Родившийся в Киеве в 1681 году, Феофан Прокопович принадлежал по своему происхождению к сфере польских влияний, а по воспитанию – к католической церкви. Первоначальное образование он получил в униатской школе, затем побывал в Риме. Оттуда он вынес ненависть к католичеству, ум, доступный мыслям и идеям века, философии, науке, политике, до лютеранских тенденций включительно. Еще не зная Петра, простым профессором богословия, он уже оказывался проникнутым духом протеста, сторонником нововведений, смелого почина. Движение, поднятое Петром, проникшее уже, как мы видели, до глубины алтарей, захватило Прокоповича. Самый духовный облик этого пастыря является новостью для России. Он олицетворяет собой тип, доселе неведомый и теперь почти исчезнувший, западного прелата: разностороннее образование, вкусы литературные и художественные, честолюбие, склонность к интригам, дух скептицизма и задатки сибаритства – все налицо. Прокопович обладал библиотекой в 3000 томов и держал открытый дом. Он круглый год воздерживался от мясной пищи, но на стол у него ежегодно шло 1500 штук семги, 21 000 сигов, 11 пудов икры, 11 бочек всякой копченой рыбы и т. д. Он жил широко и так же широко творил милостыню. В 1721 году он учредил в одном из своих петербургских домов школу, лучшую из всех существовавших, написал для этого училища наказ, под которым обеими руками подписался бы всякий иезуит, и пригласил преподавателями иностранцев-лютеран. Он сочинял стихи и писал пьесы, которые разыгрывались учениками его школы. На смертном одре в 1736 году он восклицает: «О, голова, голова, ты упивалась знанием; куда придется приклонить тебя теперь?»

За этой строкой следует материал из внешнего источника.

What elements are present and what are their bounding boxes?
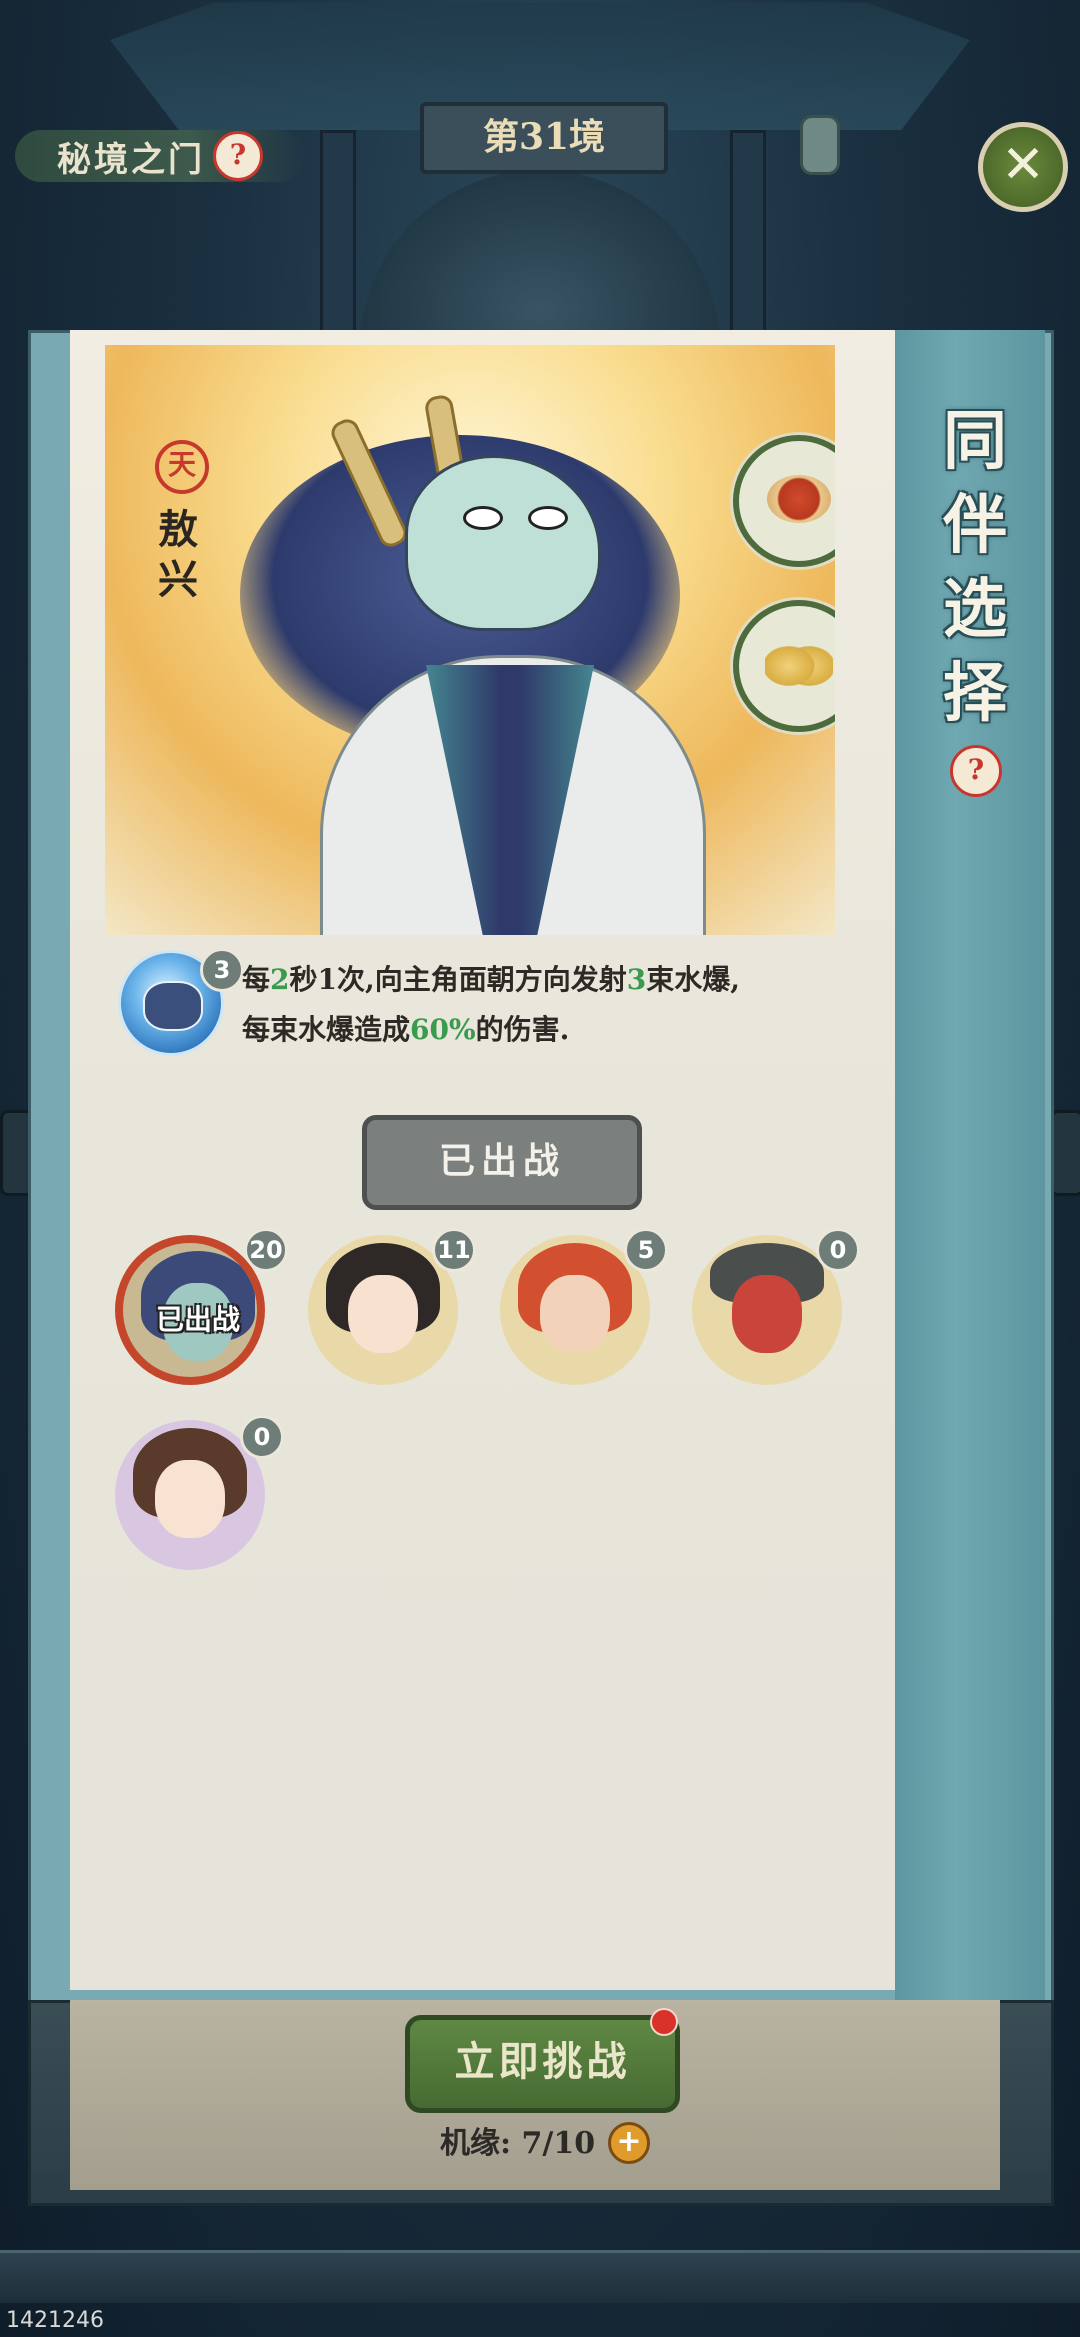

Захватившее его движение, как мы уже указывали, развилось главным образом в киевской польско-малороссийской среде, взрастившей целое поколение людей с умом светлым и просвещенным. Для умственной реформы, как для реформы духовенства, Петр в этой среде нашел главнейшие источники и своих главнейших сотрудников. До Прокоповича Дмитрий, тоже монах малороссийский, назначенный епископом ростовским, служил делу Преобразователя словом и пером. «Владыко святый, как ты велишь? Велят нам по указу бороды брить, а мы готовы головы наши за бороды положить; лучше пусть нам отсекут головы, чем бороды обреют», – говорили ему. А он отвечал: «Что, отрастет голова ли отсеченная или борода обритая?» Еще более энергичный Феофан содействовал другой цели; Петр им пользовался как тараном, чтобы пробить брешь в старомосковской церкви.
Этот оплот великая реформа не могла оставить незатронутым. И помимо того, сам по себе, без постороннего вмешательства, он грозил падением. Священники и монахи, духовенство белое и черное составляли собой мир, многочисленный, влиятельный, этой среды, богатой и нравственно опустившейся. Богатства были громадные. Монастыри владели девятьюстами тысячами крепостных. Одной Троице-Сергиевской лавре принадлежало девяносто две тысячи душ и рыбные ловли, мельницы, луга, необозримые леса. Архимандриты, настоятели этих монастырей, носили на башмаках бриллиантовые пряжки. Жизнь была повсюду вольная, во многих местах соблазнительно роскошная. На духовенство был большой спрос. Отличительной чертой семейной жизни России тех времен было уединение. Каждый держался особняком и, как имел собственный дом, желал иметь собственную церковь, собственного духовника. За неимением лучшего в общую церковь приносили свой образ и молились только перед ним. Не имея средств содержать священника круглый год, нанимали одного или нескольких для отдельных богослужений. На площадях всегда можно было найти свободных священников, ожидавших приглашения.